Puis, en 2009, arriva Call of Pripyat. Vous incarnez désormais le major Alexander Degtyarev, chargé d'enquêter sur les crashs de plusieurs hélicoptères militaires envoyés sécuriser la Zone après les événements de Shadow of Chornobyl, qui ont provoqué un afflux massif de Stalkers venus récupérer de précieux artefacts. Avec une intelligence artificielle ennemie repensée, des systèmes d'amélioration plus complexes, un nouvel équilibre économique et des mécaniques de jeu étoffées, ce troisième opus signé GSC revisite avec brio cet univers sombre et fascinant.
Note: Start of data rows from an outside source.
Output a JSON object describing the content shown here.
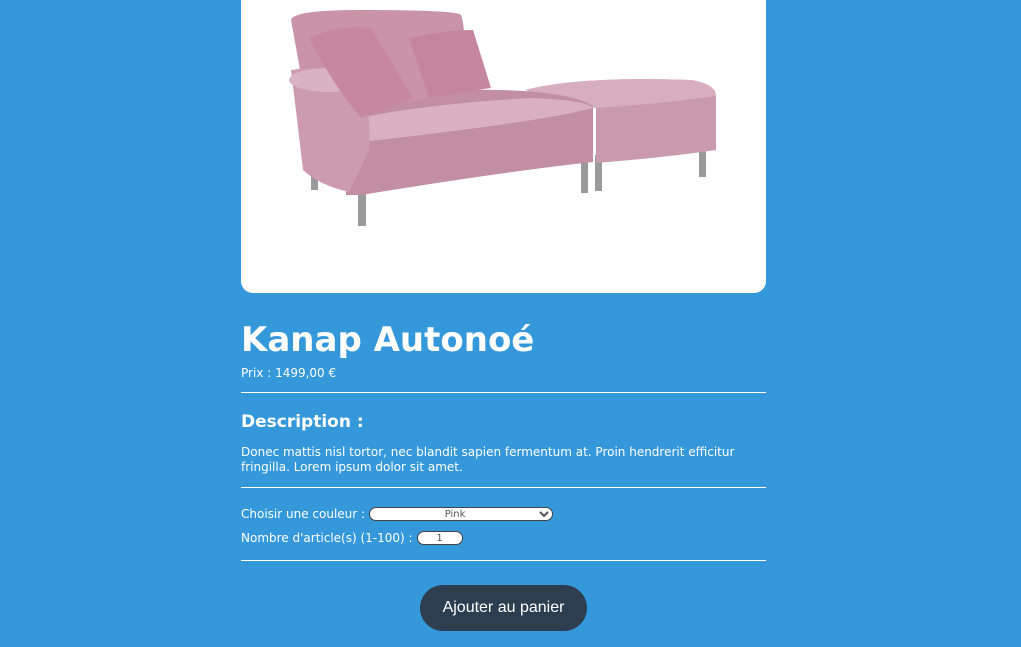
{
  "product": {
    "name": "Kanap Autonoé",
    "price_label": "Prix : 1499,00 €",
    "image_icon": "sofa-image",
    "image_color": "#c99aab"
  },
  "description": {
    "heading": "Description :",
    "text": "Donec mattis nisl tortor, nec blandit sapien fermentum at. Proin hendrerit efficitur fringilla. Lorem ipsum dolor sit amet."
  },
  "options": {
    "color_label": "Choisir une couleur :",
    "color_selected": "Pink",
    "quantity_label": "Nombre d'article(s) (1-100) :",
    "quantity_value": "1"
  },
  "actions": {
    "add_to_cart_label": "Ajouter au panier"
  },
  "colors": {
    "background": "#3498db",
    "button": "#2c3e50",
    "card": "#ffffff"
  }
}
Bien que la trilogie suive trois protagonistes différents, elle donne aussi l'impression d'être une série de tentatives pour peaufiner la même formule de gameplay. C'était l'époque d'avant les jeux en ligne « live service », où le titre une fois gravé sur disque et mis en rayon était pratiquement définitif. Aucune refonte majeure ou évolution radicale à la Fortnite n'était envisageable après la sortie officielle. Dès lors, l'approche de GSC pour ses suites prenait tout son sens. Cela voulait aussi dire que les joueurs de S.T.A.L.K.E.R. devaient composer longtemps avec de nombreux bugs. 

C'est là qu'intervient la compilation Legends of the Zone. Désormais disponible sur l'Epic Games Store, cette édition améliorée propose chaque titre de la trilogie originale dans sa Enhanced Edition : la meilleure façon de (re)découvrir la saga. Avec des commandes plus réactives, de meilleures performances sur PC, de nombreux bugs corrigés et une interface plus fluide pour chaque titre, cette compilation incarne pleinement la vision unique et intransigeante de GSC sur ce que doit être un jeu de tir en monde ouvert. Elle permet au joueur de s'immerger plus profondément que jamais dans la Zone.